Google has announced their intent to start recording ‘Key Transparency’. In a sense, it is a key verification idea in a similar sense as Keybase, while also preserving the privacy of the user. A writeup of the idea is available on Github.
Mobile malware is a large problem, with the likes of Gooligan and Hummingbad making the rounds. Google has written an article on a technique they use to detect apps with this kind of malware, using a combination of their Potentially Harmful Apps (PHA) detection and monitoring for devices that stop checking for these PHAs. Cross referencing downloaded apps with devices that stop reporting makes it possible to detect which apps are potentially performing malicious behavior and automatically flagging for review.
Brian Krebs has been investigating the person behind the Mirai Botnet and believes he has figured out the real world identify of the person responsible. Note: this is a long read, going over his entire investigation. It is a really interesting read on the entire DDoS ecosystem.
With last week’s MongoDB landgrab reaching the end, it looks like attackers have shifted towards publically accessible ElasticSearch clusters. Duo Security also points out that this shouldn’t be a surprise, given that reports of how much exposed data has been reported multiple times over the course of the last two years. Plenty of other datastores are still exposed, and Redis was already a victim last year. What’s next after ElasticSearch? BinaryEdge gives us a brief history of DB ransomware and says there are early signs that Hadoop is the next target. BleepingComputer points out some vandalized Hadoop servers as well as some CouchDB servers with ransom notes already.
Threatpost has a story on the Carbanak malware family, which is apparently using Google sheets as a C&C mechanism, having nodes update sheets to exfiltrate data, and read sheets to accept new commands. This joins Telecrypt as another malware strain that leverages 3rd party services rather than manage their own C&C nodes.

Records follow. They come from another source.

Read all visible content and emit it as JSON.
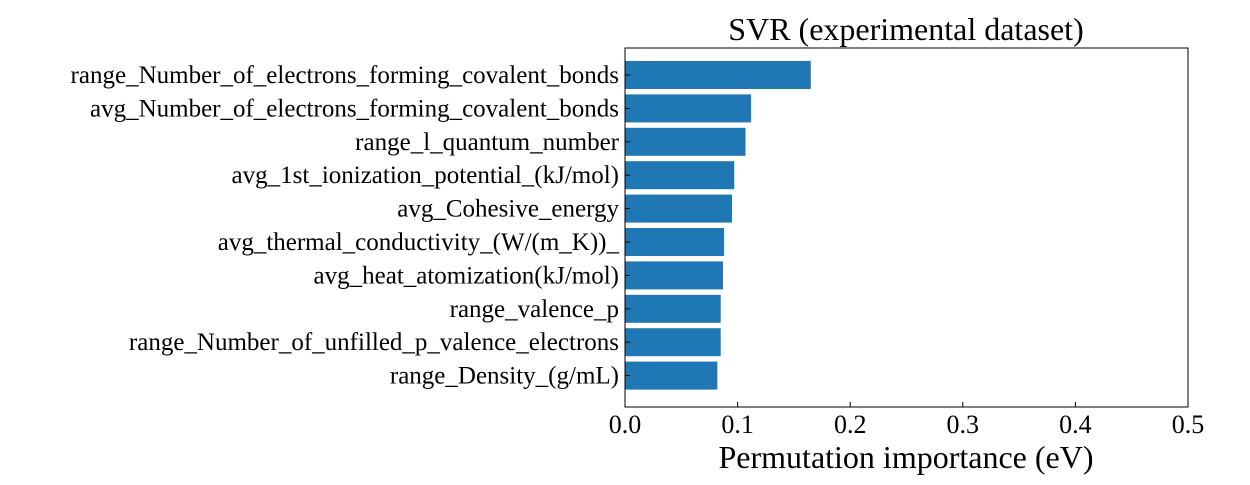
{
  "chart_data": {
    "type": "bar",
    "orientation": "horizontal",
    "title": "SVR (experimental dataset)",
    "xlabel": "Permutation importance (eV)",
    "ylabel": "",
    "xlim": [
      0.0,
      0.5
    ],
    "xticks": [
      "0.0",
      "0.1",
      "0.2",
      "0.3",
      "0.4",
      "0.5"
    ],
    "grid": false,
    "legend": "none",
    "bar_color": "#1f77b4",
    "categories": [
      "range_Number_of_electrons_forming_covalent_bonds",
      "avg_Number_of_electrons_forming_covalent_bonds",
      "range_l_quantum_number",
      "avg_1st_ionization_potential_(kJ/mol)",
      "avg_Cohesive_energy",
      "avg_thermal_conductivity_(W/(m_K))_",
      "avg_heat_atomization(kJ/mol)",
      "range_valence_p",
      "range_Number_of_unfilled_p_valence_electrons",
      "range_Density_(g/mL)"
    ],
    "values": [
      0.165,
      0.112,
      0.107,
      0.097,
      0.095,
      0.088,
      0.087,
      0.085,
      0.085,
      0.082
    ]
  }
}
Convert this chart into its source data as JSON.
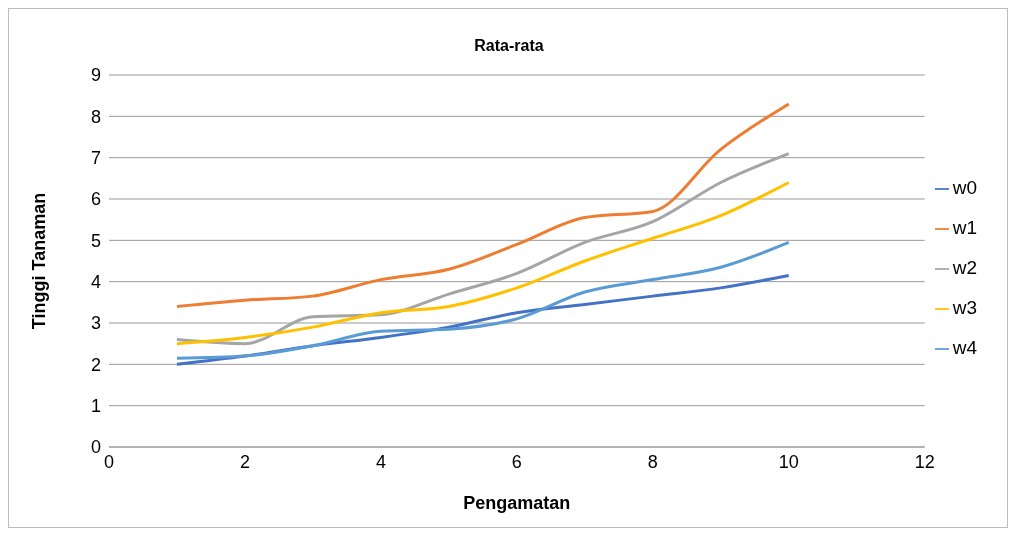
{
  "chart_data": {
    "type": "line",
    "title": "Rata-rata",
    "xlabel": "Pengamatan",
    "ylabel": "Tinggi Tanaman",
    "x": [
      1,
      2,
      3,
      4,
      5,
      6,
      7,
      8,
      9,
      10
    ],
    "series": [
      {
        "name": "w0",
        "color": "#4472c4",
        "values": [
          2.0,
          2.2,
          2.45,
          2.65,
          2.9,
          3.25,
          3.45,
          3.65,
          3.85,
          4.15
        ]
      },
      {
        "name": "w1",
        "color": "#ed7d31",
        "values": [
          3.4,
          3.55,
          3.65,
          4.05,
          4.3,
          4.9,
          5.55,
          5.7,
          7.2,
          8.3
        ]
      },
      {
        "name": "w2",
        "color": "#a5a5a5",
        "values": [
          2.6,
          2.5,
          3.15,
          3.2,
          3.7,
          4.2,
          4.95,
          5.45,
          6.4,
          7.1
        ]
      },
      {
        "name": "w3",
        "color": "#ffc000",
        "values": [
          2.5,
          2.65,
          2.9,
          3.25,
          3.4,
          3.85,
          4.5,
          5.05,
          5.6,
          6.4
        ]
      },
      {
        "name": "w4",
        "color": "#5b9bd5",
        "values": [
          2.15,
          2.2,
          2.45,
          2.8,
          2.85,
          3.1,
          3.75,
          4.05,
          4.35,
          4.95
        ]
      }
    ],
    "xlim": [
      0,
      12
    ],
    "xticks": [
      0,
      2,
      4,
      6,
      8,
      10,
      12
    ],
    "ylim": [
      0,
      9
    ],
    "yticks": [
      0,
      1,
      2,
      3,
      4,
      5,
      6,
      7,
      8,
      9
    ],
    "grid": "y",
    "legend": "right",
    "marker": "none",
    "line_style": "solid"
  }
}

SchmooCon has wrapped up, and some interesting news to come out of it. Did you know that Squirrels cause more infrastructure outages than cyberattacks? Apparently some cyberattacks are actually mis-attributed animal outages.

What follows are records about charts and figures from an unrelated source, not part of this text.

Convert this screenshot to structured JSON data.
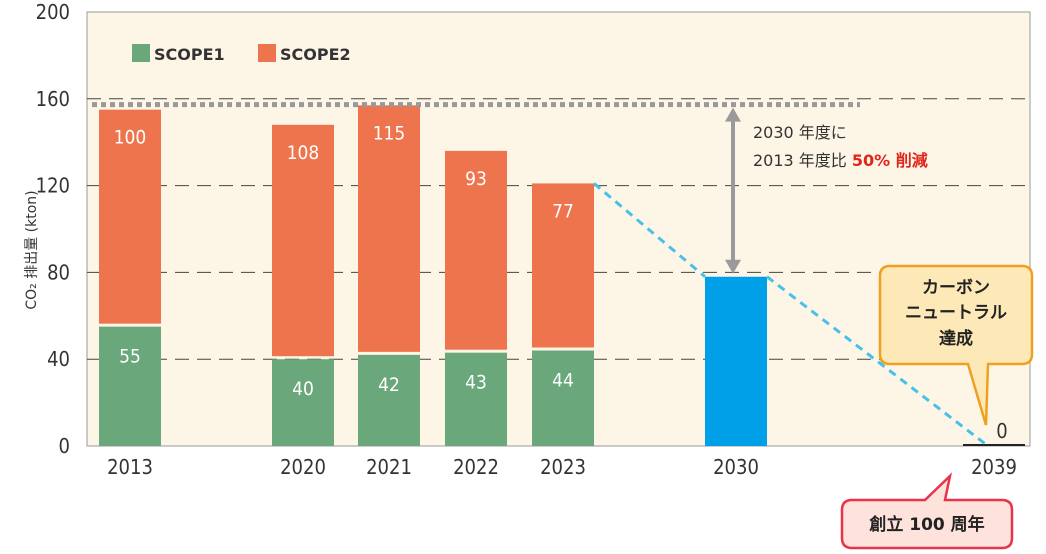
{
  "chart_data": {
    "type": "bar",
    "stacked": true,
    "ylabel": "CO₂ 排出量 (kton)",
    "ylim": [
      0,
      200
    ],
    "yticks": [
      "0",
      "40",
      "80",
      "120",
      "160",
      "200"
    ],
    "grid": "dashed horizontal",
    "legend_position": "top-left",
    "categories": [
      "2013",
      "2020",
      "2021",
      "2022",
      "2023",
      "2030",
      "2039"
    ],
    "series": [
      {
        "name": "SCOPE1",
        "color": "#6aa87b",
        "values": [
          55,
          40,
          42,
          43,
          44,
          null,
          null
        ]
      },
      {
        "name": "SCOPE2",
        "color": "#ed744c",
        "values": [
          100,
          108,
          115,
          93,
          77,
          null,
          null
        ]
      }
    ],
    "target_2030": {
      "value": 78,
      "color": "#00a0e9"
    },
    "target_2039": {
      "value": 0,
      "label": "0"
    },
    "data_labels": {
      "scope1": [
        "55",
        "40",
        "42",
        "43",
        "44"
      ],
      "scope2": [
        "100",
        "108",
        "115",
        "93",
        "77"
      ]
    },
    "annotation_reduction": {
      "line1": "2030 年度に",
      "line2_prefix": "2013 年度比 ",
      "line2_highlight": "50% 削減"
    },
    "callout_neutral": [
      "カーボン",
      "ニュートラル",
      "達成"
    ],
    "callout_anniversary": "創立 100 周年",
    "colors": {
      "background": "#fdf6e6",
      "baseline_dotted": "#999999",
      "trend_dashed": "#48c0ea",
      "callout_neutral_fill": "#fde9b8",
      "callout_neutral_border": "#f0a020",
      "callout_anniv_fill": "#fde3dc",
      "callout_anniv_border": "#e8334a"
    }
  }
}
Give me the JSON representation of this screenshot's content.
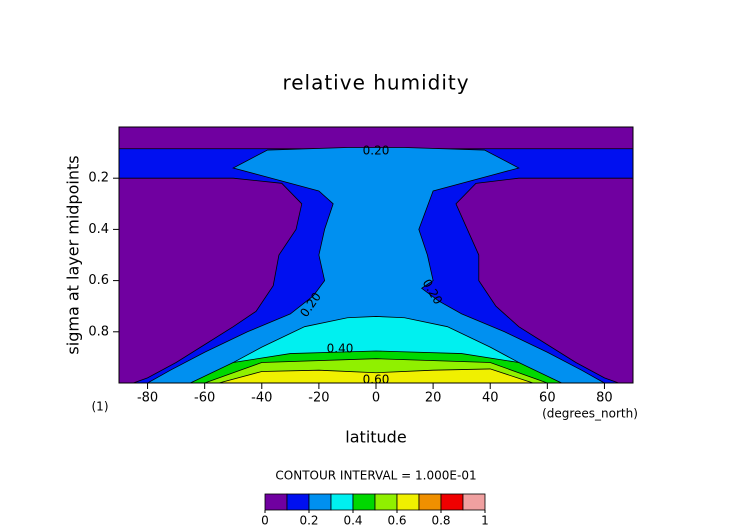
{
  "chart_data": {
    "type": "contour",
    "title": "relative humidity",
    "xlabel": "latitude",
    "ylabel": "sigma at layer midpoints",
    "xunits": "(degrees_north)",
    "yunits": "(1)",
    "xlim": [
      -90,
      90
    ],
    "ylim": [
      1.0,
      0.0
    ],
    "xticks": [
      -80,
      -60,
      -40,
      -20,
      0,
      20,
      40,
      60,
      80
    ],
    "yticks": [
      0.2,
      0.4,
      0.6,
      0.8
    ],
    "background_color": "#7000a0",
    "levels": [
      0,
      0.1,
      0.2,
      0.3,
      0.4,
      0.5,
      0.6,
      0.7,
      0.8,
      0.9,
      1
    ],
    "colors": [
      "#7000a0",
      "#0010f0",
      "#0090f0",
      "#00f0f0",
      "#00d800",
      "#90f000",
      "#f0f000",
      "#f09000",
      "#f00000",
      "#f0a0a0"
    ],
    "colorbar_ticks": [
      0,
      0.2,
      0.4,
      0.6,
      0.8,
      1
    ],
    "contour_interval_text": "CONTOUR INTERVAL = 1.000E-01",
    "contours": [
      {
        "level": 0.1,
        "lat": [
          -90,
          90,
          90,
          50,
          35,
          28,
          32,
          36,
          36,
          42,
          50,
          60,
          70,
          80,
          85,
          -85,
          -80,
          -70,
          -60,
          -50,
          -42,
          -36,
          -34,
          -28,
          -26,
          -33,
          -50,
          -90
        ],
        "sigma": [
          0.085,
          0.085,
          0.2,
          0.2,
          0.22,
          0.3,
          0.4,
          0.5,
          0.6,
          0.7,
          0.78,
          0.85,
          0.92,
          0.98,
          1.0,
          1.0,
          0.98,
          0.92,
          0.85,
          0.78,
          0.72,
          0.62,
          0.5,
          0.4,
          0.3,
          0.22,
          0.2,
          0.2
        ]
      },
      {
        "level": 0.2,
        "lat": [
          -38,
          -10,
          10,
          38,
          50,
          40,
          20,
          15,
          18,
          20,
          16,
          22,
          30,
          45,
          60,
          72,
          80,
          -80,
          -72,
          -60,
          -45,
          -30,
          -22,
          -18,
          -20,
          -18,
          -15,
          -20,
          -40,
          -50
        ],
        "sigma": [
          0.09,
          0.08,
          0.08,
          0.09,
          0.16,
          0.19,
          0.25,
          0.4,
          0.5,
          0.6,
          0.63,
          0.68,
          0.73,
          0.8,
          0.88,
          0.95,
          1.0,
          1.0,
          0.95,
          0.88,
          0.8,
          0.73,
          0.66,
          0.6,
          0.5,
          0.4,
          0.3,
          0.25,
          0.19,
          0.16
        ]
      },
      {
        "level": 0.3,
        "lat": [
          -40,
          -25,
          -10,
          0,
          10,
          25,
          40,
          55,
          65,
          -65,
          -55
        ],
        "sigma": [
          0.86,
          0.78,
          0.745,
          0.74,
          0.745,
          0.78,
          0.86,
          0.95,
          1.0,
          1.0,
          0.95
        ]
      },
      {
        "level": 0.4,
        "lat": [
          -65,
          -50,
          -30,
          0,
          30,
          50,
          65
        ],
        "sigma": [
          1.0,
          0.92,
          0.885,
          0.875,
          0.885,
          0.92,
          1.0
        ]
      },
      {
        "level": 0.5,
        "lat": [
          -60,
          -40,
          0,
          40,
          60
        ],
        "sigma": [
          1.0,
          0.92,
          0.905,
          0.92,
          1.0
        ]
      },
      {
        "level": 0.6,
        "lat": [
          -55,
          -40,
          -20,
          0,
          20,
          40,
          55
        ],
        "sigma": [
          1.0,
          0.955,
          0.95,
          0.96,
          0.95,
          0.945,
          1.0
        ]
      }
    ],
    "contour_labels": [
      {
        "value": 0.2,
        "label": "0.20"
      },
      {
        "value": 0.2,
        "label": "0.20"
      },
      {
        "value": 0.2,
        "label": "0.20"
      },
      {
        "value": 0.4,
        "label": "0.40"
      },
      {
        "value": 0.6,
        "label": "0.60"
      }
    ]
  }
}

SHA-1 Certificates should be on their way out this year, as browsers are poised to point out certificates that are not on SHA-2. In the Alexa top million, apparently only 536 sites do not offer SHA-2 at this time. Caught in the crossfire are all those devices that are hard to upgrade, but use SSL certificates. Things like routers and PoS/banking system.
Sucuri has a roundup of their December Lab Notes, which detail a number of CMS related security problems.
Checkpoint has released their Malware Most Wanted update, and there is a lot of movement on the board. Conficker is still at the top, and overall malware attacks were down over the holidays.
In other ransomware news, One of the C&C servers for Cerber was recently compromised by security researchers. They observed 700 downloads of Cerber during their observation window, which they extrapolated to 8400 downloads per day.